The receptive field data are consistent with previously published tuberous electroreceptor density data on A. albifrons (Szabo 1965; Carr et al. 1982). The head-biased electroreceptor density correlates with the majority of receptive field centers being found in and around the head region and anterior trunk. Motor behaviors related to electroreception in this fish may maximally stimulate receptors at the head and preclude the need for posterior representation of phase information, but future studies on the receptive fields of spherical cells in ELL would be needed to confirm the complete absence of phase representation from the posterior body. The concentration of receptive field centers away from the posterior trunk area indicates a disproportionate representation of afferent signals in MMN neurons. No correlation was found between recording electrode position and receptive field center location or receptive field size, but future studies will be required to determine the presence or absence of any topographic organization. It should be noted that Apteronotids also possess a dorsal filament, a thin, isolated structure located on the dorsal surface that contains many tuberous electroreceptors which morphologically resemble the timing specialized electroreceptors or T-units. It was previously suggested that this structure may play a role in phase processing (Franchina and Hopkins 1996). We searched for receptive fields along the entire horizontal plane of each fish, including the areas which contain the dorsal filament. Of the 35 neurons which met the inclusion criteria, only a few of them had receptive fields which extended to the dorsal filament, and none of them had a receptive field center in the area of the dorsal filament.
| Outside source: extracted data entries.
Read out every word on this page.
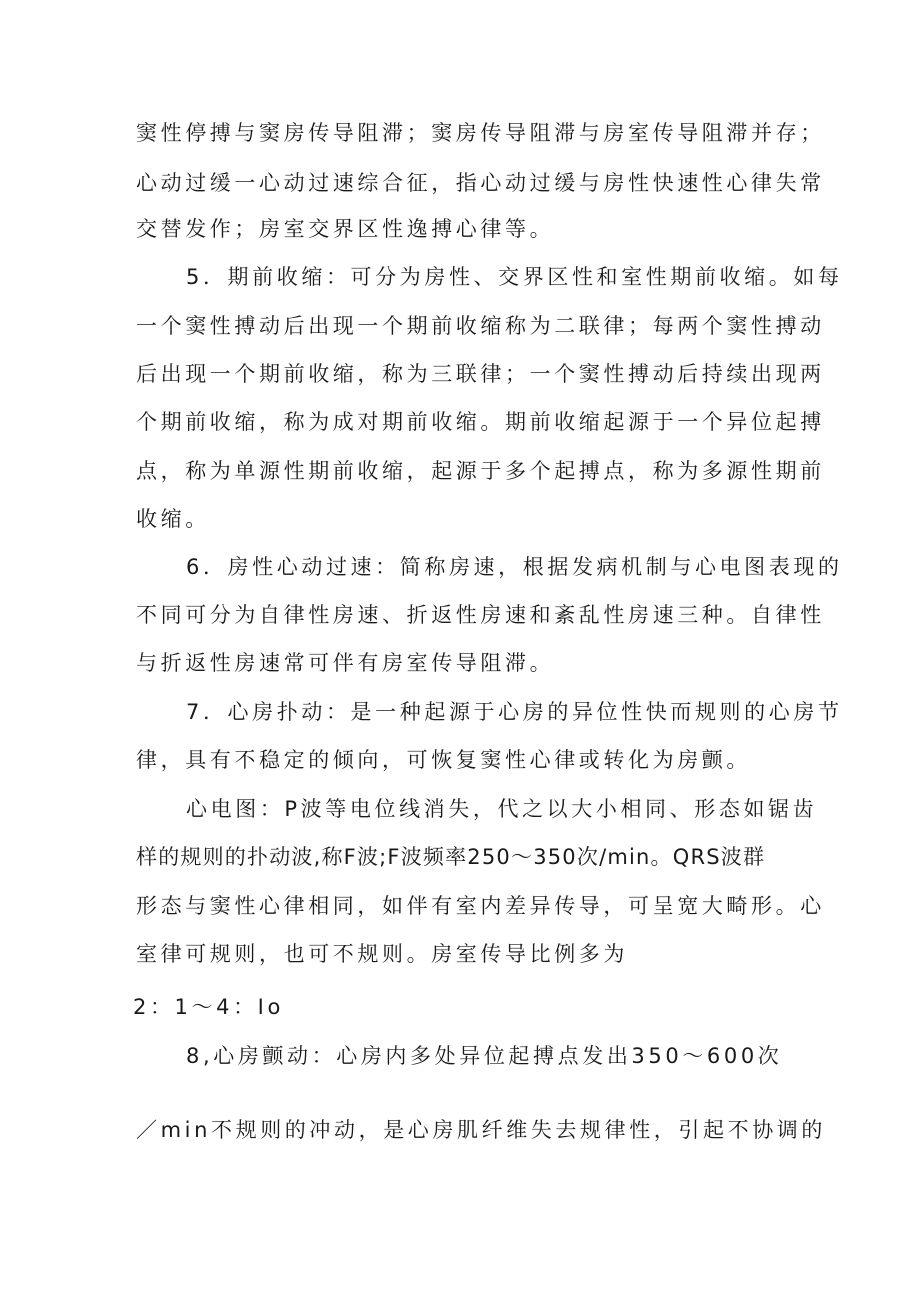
窦性停搏与窦房传导阻滞；窦房传导阻滞与房室传导阻滞并存；
心动过缓一心动过速综合征，指心动过缓与房性快速性心律失常
交替发作；房室交界区性逸搏心律等。
5．期前收缩：可分为房性、交界区性和室性期前收缩。如每
一个窦性搏动后出现一个期前收缩称为二联律；每两个窦性搏动
后出现一个期前收缩，称为三联律；一个窦性搏动后持续出现两
个期前收缩，称为成对期前收缩。期前收缩起源于一个异位起搏
点，称为单源性期前收缩，起源于多个起搏点，称为多源性期前
收缩。
6．房性心动过速：简称房速，根据发病机制与心电图表现的
不同可分为自律性房速、折返性房速和紊乱性房速三种。自律性
与折返性房速常可伴有房室传导阻滞。
7．心房扑动：是一种起源于心房的异位性快而规则的心房节
律，具有不稳定的倾向，可恢复窦性心律或转化为房颤。
心电图：P波等电位线消失，代之以大小相同、形态如锯齿
样的规则的扑动波,称F波;F波频率250～350次/min。QRS波群
形态与窦性心律相同，如伴有室内差异传导，可呈宽大畸形。心
室律可规则，也可不规则。房室传导比例多为
2：1～4：Io
8,心房颤动：心房内多处异位起搏点发出350～600次
／min不规则的冲动，是心房肌纤维失去规律性，引起不协调的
In conclusion, this paper documents phase processing neurons in the MMN of a high-frequency wave-type electric fish, A. albifrons. The MMN neurons of A. albifrons exhibit 1:1 phase-locked firing at frequencies exceeding 1 kHz in comparison to those found in MMN of other gymnotiform fishes which fire at much lower frequencies (< 100 Hz). The cytoarchitecture and gross anatomy of MMN in A. albifrons, however, are similar to the MMN of other gymnotiform fishes. The receptive fields of the phase-locked cells were heavily biased towards the head area, with no midbrain representation of the posterior half of the body. Future studies examining the receptive fields of spherical cells in ELL, as well as the targets of small cell fibers leaving MMN, will be advantageous for expanding our understanding of phase processing systems in very high frequency weakly electric fishes.